Some weights of the model checkpoint at xlm-roberta-large-finetuned-conll03-german were not used when initializing XLMRobertaModel: ['classifier.bias', 'classifier.weight']
- This IS expected if you are initializing XLMRobertaModel from the checkpoint of a model trained on another task or with another architecture (e.g. initializing a BertForSequenceClassification model from a BertForPreTraining model).
- This IS NOT expected if you are initializing XLMRobertaModel from the checkpoint of a model that you expect to be exactly identical (initializing a BertForSequenceClassification model from a BertForSequenceClassification model).

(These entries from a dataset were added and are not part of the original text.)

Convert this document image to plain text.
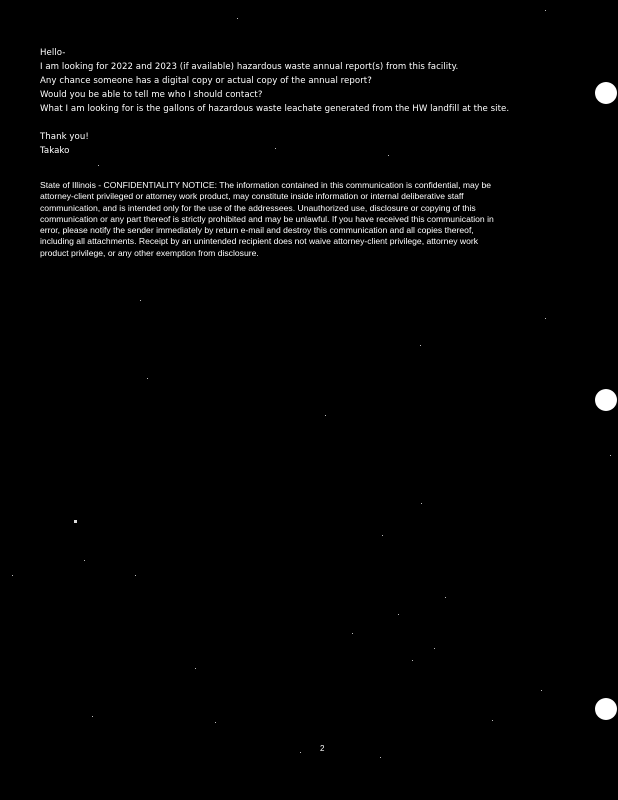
Hello-

I am looking for 2022 and 2023 (if available) hazardous waste annual report(s) from this facility.

Any chance someone has a digital copy or actual copy of the annual report?

Would you be able to tell me who I should contact?

What I am looking for is the gallons of hazardous waste leachate generated from the HW landfill at the site.

Thank you!

Takako

State of Illinois - CONFIDENTIALITY NOTICE: The information contained in this communication is confidential, may be

attorney-client privileged or attorney work product, may constitute inside information or internal deliberative staff

communication, and is intended only for the use of the addressees. Unauthorized use, disclosure or copying of this

communication or any part thereof is strictly prohibited and may be unlawful. If you have received this communication in

error, please notify the sender immediately by return e-mail and destroy this communication and all copies thereof,

including all attachments. Receipt by an unintended recipient does not waive attorney-client privilege, attorney work

product privilege, or any other exemption from disclosure.

2
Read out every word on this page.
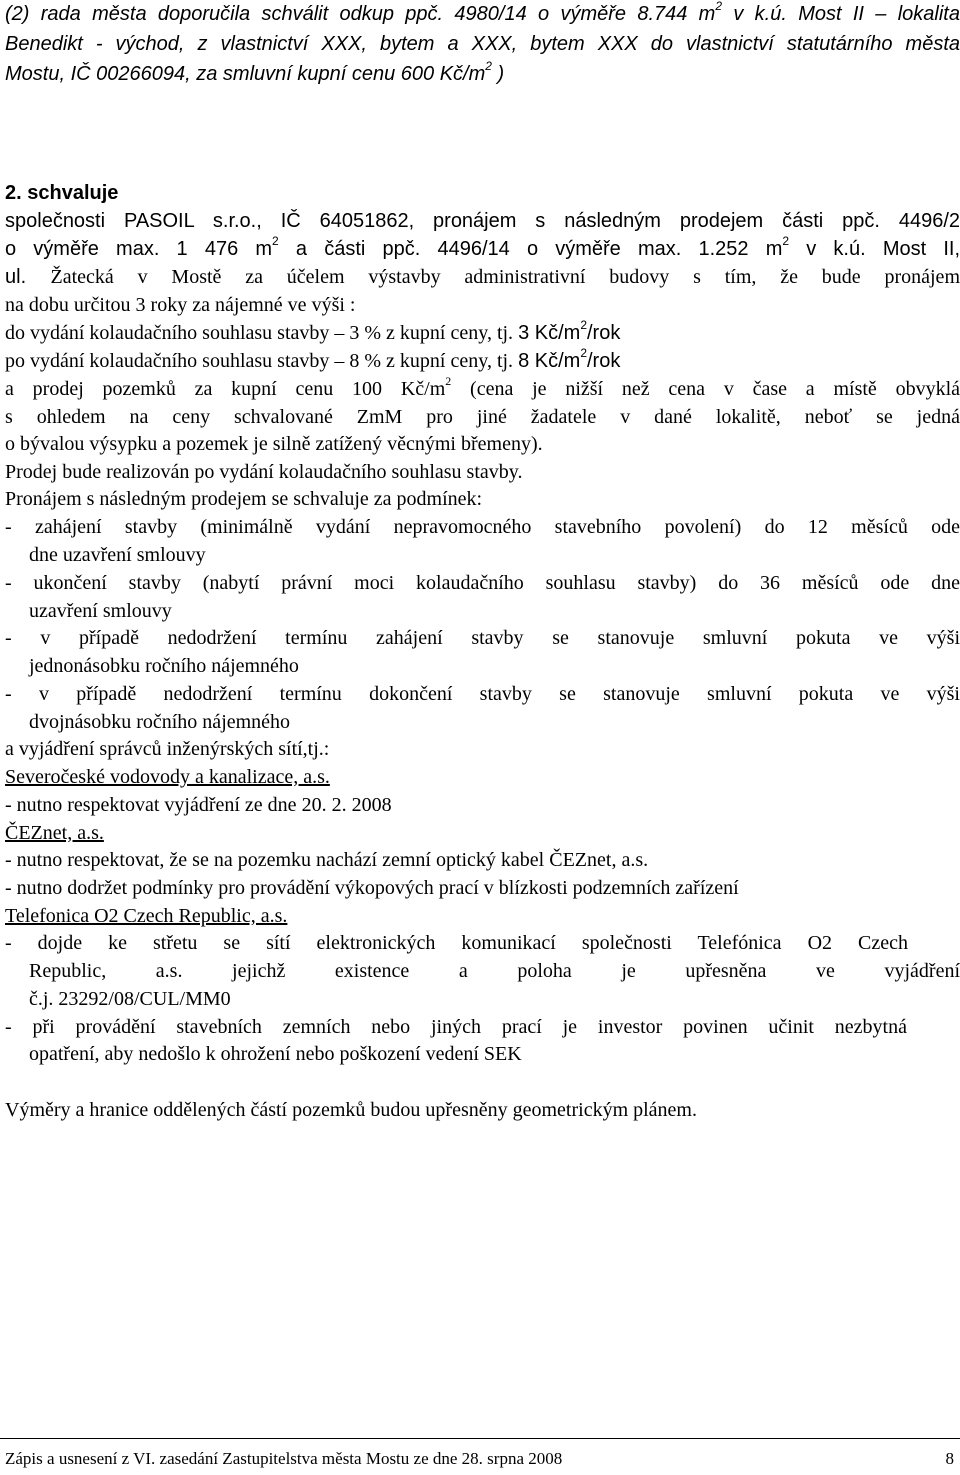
(2) rada města doporučila schválit odkup ppč. 4980/14 o výměře 8.744 $m^2$ v k.ú. Most II – lokalita
Benedikt - východ, z vlastnictví XXX, bytem a XXX, bytem XXX do vlastnictví statutárního města
Mostu, IČ 00266094, za smluvní kupní cenu 600 $Kč/m^2$ )
2. schvaluje
společnosti PASOIL s.r.o., IČ 64051862, pronájem s následným prodejem části ppč. 4496/2
o výměře max. 1 476 $m^2$ a části ppč. 4496/14 o výměře max. 1.252 $m^2$ v k.ú. Most II,
ul. Žatecká v Mostě za účelem výstavby administrativní budovy s tím, že bude pronájem
na dobu určitou 3 roky za nájemné ve výši :
do vydání kolaudačního souhlasu stavby – 3 % z kupní ceny, tj. 3 $Kč/m^2$/rok
po vydání kolaudačního souhlasu stavby – 8 % z kupní ceny, tj. 8 $Kč/m^2$/rok
a prodej pozemků za kupní cenu 100 $Kč/m^2$ (cena je nižší než cena v čase a místě obvyklá
s ohledem na ceny schvalované ZmM pro jiné žadatele v dané lokalitě, neboť se jedná
o bývalou výsypku a pozemek je silně zatížený věcnými břemeny).
Prodej bude realizován po vydání kolaudačního souhlasu stavby.
Pronájem s následným prodejem se schvaluje za podmínek:
- zahájení stavby (minimálně vydání nepravomocného stavebního povolení) do 12 měsíců ode
dne uzavření smlouvy
- ukončení stavby (nabytí právní moci kolaudačního souhlasu stavby) do 36 měsíců ode dne
uzavření smlouvy
- v případě nedodržení termínu zahájení stavby se stanovuje smluvní pokuta ve výši
jednonásobku ročního nájemného
- v případě nedodržení termínu dokončení stavby se stanovuje smluvní pokuta ve výši
dvojnásobku ročního nájemného
a vyjádření správců inženýrských sítí,tj.:
Severočeské vodovody a kanalizace, a.s.
- nutno respektovat vyjádření ze dne 20. 2. 2008
ČEZnet, a.s.
- nutno respektovat, že se na pozemku nachází zemní optický kabel ČEZnet, a.s.
- nutno dodržet podmínky pro provádění výkopových prací v blízkosti podzemních zařízení
Telefonica O2 Czech Republic, a.s.
- dojde ke střetu se sítí elektronických komunikací společnosti Telefónica O2 Czech
Republic, a.s. jejichž existence a poloha je upřesněna ve vyjádření
č.j. 23292/08/CUL/MM0
- při provádění stavebních zemních nebo jiných prací je investor povinen učinit nezbytná
opatření, aby nedošlo k ohrožení nebo poškození vedení SEK
Výměry a hranice oddělených částí pozemků budou upřesněny geometrickým plánem.
Zápis a usnesení z VI. zasedání Zastupitelstva města Mostu ze dne 28. srpna 2008	8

xlm-roberta-large-finetuned-conll03-german: 514


# Load lyrics

In [8]:
import os
import json

processing1_folder_path = os.path.abspath(os.path.join(os.getcwd(), '..', '..', 'data', 'processed', 'processing2'))
file_names = os.listdir(processing1_folder_path)
file_paths = [os.path.join(processing1_folder_path, file) for file in file_names]

data = []
for file_path in file_paths:
    with open(file_path, 'r') as f:
        artist = json.load(f)
        data.append({
            'artist': artist[0]['artist'],
            'songs': artist
        })

print(f"Loaded {len(data)} artists")

Loaded 14 artists


# Functions

In [9]:
def text_to_chunks(text):
    """
    Splits text into chunks of max length 512
    :param text: Text to split
    :return: List of chunks
    """
    chunks = []
    chunk = ""
    for word in text.split():
        if len(chunk) + len(word) + 1 <= 512:
            chunk += f" {word}"
        else:
            chunks.append(chunk)
            chunk = word
    chunks.append(chunk)
    return chunks

def store_to_output(filename, data, subfolder = None):
    """
    Stores data to output folder as JSON file
    :param filename: Name of the file
    :param data: Data to store
    :param subfolder: Subfolder to store file in
    :return:
    """
    # Output folder
    if subfolder:
        # Create subfolder if it does not exist
        if not os.path.exists(os.path.abspath(os.path.join(os.getcwd(), '..', '..', 'data', 'processed', subfolder))):
            os.makedirs(os.path.abspath(os.path.join(os.getcwd(), '..', '..', 'data', 'processed', subfolder)))
        full_filepath = os.path.abspath(os.path.join(os.getcwd(), '..', '..', 'data', 'processed', subfolder, filename + '.json'))
    else:
        full_filepath = os.path.abspath(os.path.join(os.getcwd(), '..', '..', 'data', 'processed', filename + '.json'))

    # Object to JSON
    json_data = json.dumps(data, ensure_ascii=False, indent=4)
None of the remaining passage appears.